Words we associate to our stay: Moscow metro, train, Provodnitsa, Lenin, Stalin, Matryoshka dolls, churches, lake Baikal.
It was a great trip for us. We could not only discover gems such as the many orthodox churches and the Lake Baikal but also have very educational insights on the Russian history. The trip with the Trans-Mongolian train was very interesting; it has enabled us to witness the local life in Siberia (including the one in the train) and to experience the feeling of going progressively eastwards. But, as expected, the landscape (through the window) was a bit monotonous.
What we liked most
- Moscow (including St Basil Cathedral, the Kremlin, Nikutin Circus, Bolshoy, and our Airbnb).
- Suzdal market (for Florence).
- Maly Turish (everything: the honey, the factory, the countryside, the banya, the accommodation, the guide).
- Yekaterinburg (for Ludivine).
- Lake Baikal, for the whole family (mainly its beaches for Isabelle and the kids; we also all enjoyed our trek very much). We’d like to see it in winter.
- Beautiful Orthodox churches and monasteries (and the fervour of the practicing Christians).
- Russian history. It’s fascinating. This trip (and the explanations of our guides + the texts of the guide books) gave me the desire to read more about this history, which is very much related to the European history (unlike the other countries that we are going to visit during our world tour).
- Very few foreign tourists.
- Feeling of security at all times.
- Local people willing to help when they realize that we are lost.
- All trains super punctual.
- Life in Russia is relatively inexpensive (except in Moscow). A bus ride costs 25 cents and a good meal for 5 costs 40 Euro.
- The size of the beers (for Isabelle).
What we liked less
- Tomsk (mainly because the trip to this city was a bit long and tough). This stop was not really worth it (according to the kids). It’s during the trip to Tomsk that Jules asked me in the bus: “Dad, are our TV and our sofa in our container going from Saudi to Belgium?” I don’t know whether it was related to a sudden need of a comfortable place or not but the coincidence was disturbing…
- Train stations without escalators (maybe we took too much luggage…)
- Barrier of the language, not only to communicate with people but also because all explanations (in museums e.g.), directions, instructions are in Russian only.
- The fact that we didn’t have bilingual guides in Ust-Barguzin region. The guides we’ve had during our trip in Russia were usually very interesting; it adds a lot to the trip when you are able to fully grasp the history and traditions of the region.
- Cold people in most hotels, train stations… basically when they are in the execution of their duties.

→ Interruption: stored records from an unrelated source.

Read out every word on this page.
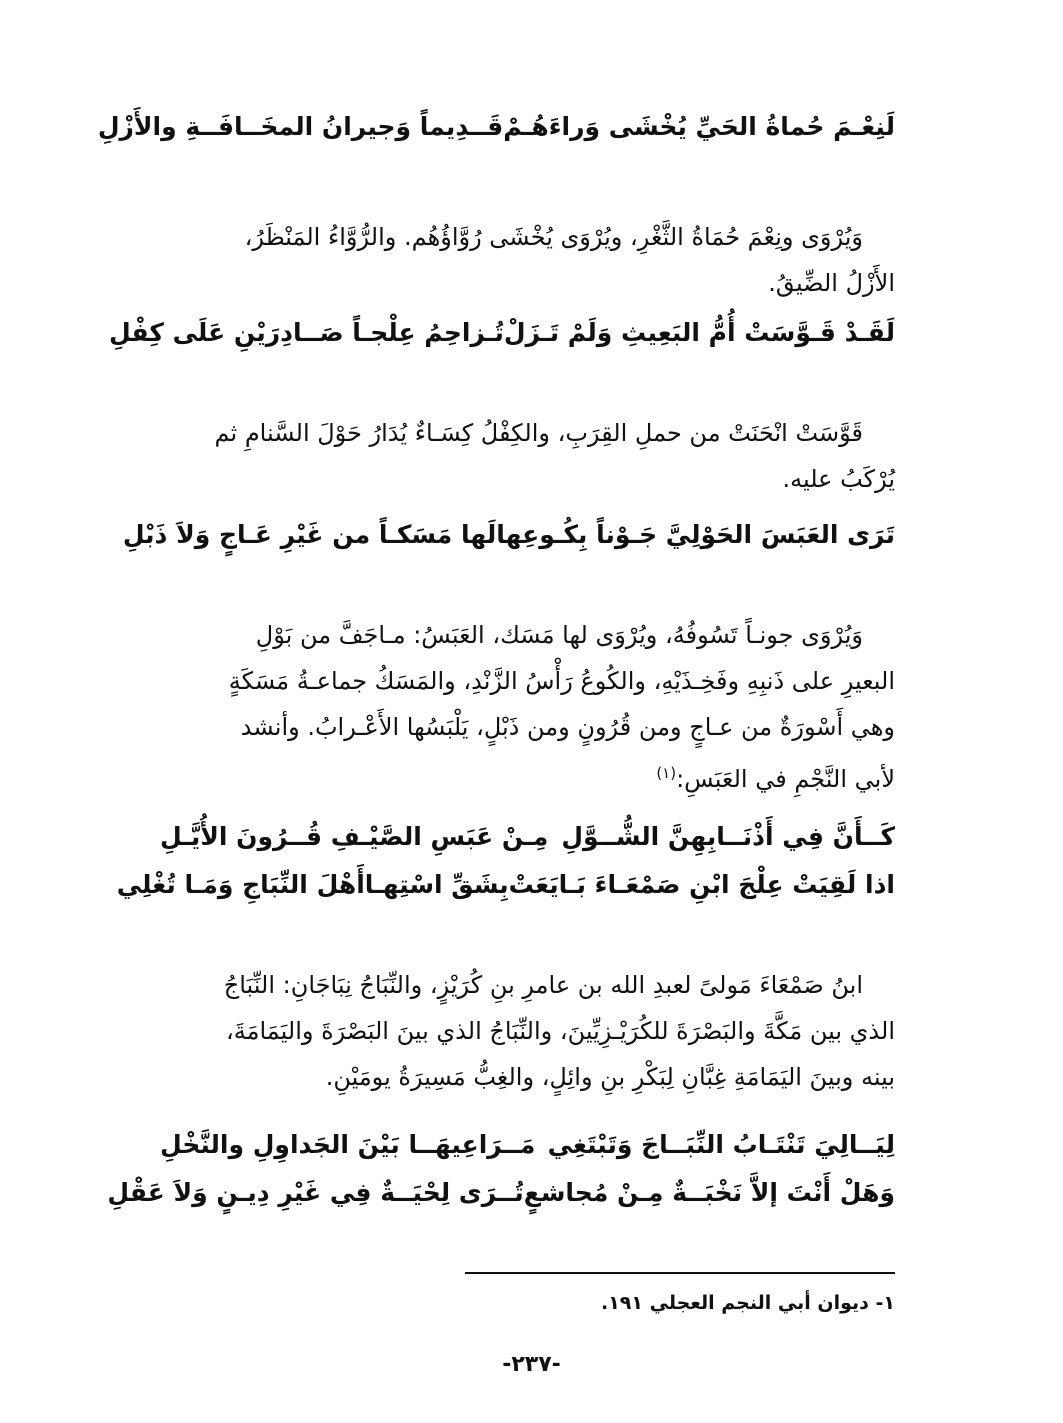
لَنِعْـمَ حُماةُ الحَيِّ يُخْشَى وَراءَهُـمْ
قَــدِيماً وَجيرانُ المخَــافَــةِ والأَزْلِ

وَيُرْوَى ونِعْمَ حُمَاةُ الثَّغْرِ، ويُرْوَى يُخْشَى رُوَّاؤُهُم. والرُّوَّاءُ المَنْظَرُ،

الأَزْلُ الضِّيقُ.

لَقَـدْ قَـوَّسَتْ أُمُّ البَعِيثِ وَلَمْ تَـزَلْ
تُـزاحِمُ عِلْجـاً صَــادِرَيْنِ عَلَى كِفْلِ

قَوَّسَتْ انْحَنَتْ من حملِ القِرَبِ، والكِفْلُ كِسَـاءٌ يُدَارُ حَوْلَ السَّنامِ ثم

يُرْكَبُ عليه.

تَرَى العَبَسَ الحَوْلِيَّ جَـوْناً بِكُـوعِها
لَها مَسَكـاً من غَيْرِ عَـاجٍ وَلاَ ذَبْلِ

وَيُرْوَى جونـاً تَسُوفُهُ، ويُرْوَى لها مَسَك، العَبَسُ: مـاجَفَّ من بَوْلِ

البعيرِ على ذَنبِهِ وفَخِـذَيْهِ، والكُوعُ رَأْسُ الزَّنْدِ، والمَسَكُ جماعـةُ مَسَكَةٍ

وهي أَسْورَةٌ من عـاجٍ ومن قُرُونٍ ومن ذَبْلٍ، يَلْبَسُها الأَعْـرابُ. وأنشد

لأبي النَّجْمِ في العَبَسِ:$^{(١)}$

كَــأَنَّ فِي أَذْنَــابِهِنَّ الشُّــوَّلِ
مِـنْ عَبَسِ الصَّيْـفِ قُــرُونَ الأُيَّـلِ
اذا لَقِيَتْ عِلْجَ ابْنِ صَمْعَـاءَ بَـايَعَتْ
بِشَقِّ اسْتِهـاأَهْلَ النِّبَاجِ وَمَـا تُغْلِي

ابنُ صَمْعَاءَ مَولىً لعبدِ الله بن عامرِ بنِ كُرَيْزٍ، والنِّبَاجُ نِبَاجَانِ: النِّبَاجُ

الذي بين مَكَّةَ والبَصْرَةَ للكُرَيْـزِيِّينَ، والنِّبَاجُ الذي بينَ البَصْرَةَ واليَمَامَةَ،

بينه وبينَ اليَمَامَةِ غِبَّانِ لِبَكْرِ بنِ وائِلٍ، والغِبُّ مَسِيرَةُ يومَيْنِ.

لِيَــالِيَ تَنْتَـابُ النِّبَــاجَ وَتَبْتَغِي
مَــرَاعِيهَــا بَيْنَ الجَداوِلِ والنَّخْلِ
وَهَلْ أَنْتَ إلاَّ نَخْبَــةٌ مِـنْ مُجاشعٍ
تُــرَى لِحْيَــةٌ فِي غَيْرِ دِيـنٍ وَلاَ عَقْلِ
١- ديوان أبي النجم العجلي ١٩١.
-٢٣٧-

- The pace of the trip didn’t really allow us to do as much homeschooling as we had anticipated… It also didn’t allow us to play to the many board games we bought before living.
- The quality of my pictures. I hope that the problem was linked to some wrong settings of my new camera, which I changed…
What surprised us:
- Russia is so huge! Forests are everywhere…
- Time during train journeys (sometimes more than 20 hours) passes quickly.
- Size of cabins: Jules and Florence had anticipated them to be much smaller…
- The (huge) number of churches (and the “very few mosques”), for Florence.
- Ludivine was astonished that the Muslims in Russia apply the rules of Islam very much less obediently than in Saudi (most of them drink alcohol but more surprisingly some of them even eat pork).
- Kids were surprised to discover the ‘Asian’ Russians (as from Ulan-Ude), especially the Buryats, with slanting eyes. In their stereotyped vision, they had imagined all the Russians being white and tall.
- Kids were happy not to receive porridge for breakfast too often (I must admit that I usually told the hosts that they didn’t like it…). I indeed scared the kids before the trip with stories of omnipresent porridge (which they really dislike since our trek in Ethiopia) for breakfast in Russia.
- There’s not a single magazine in a foreign language in the kiosks.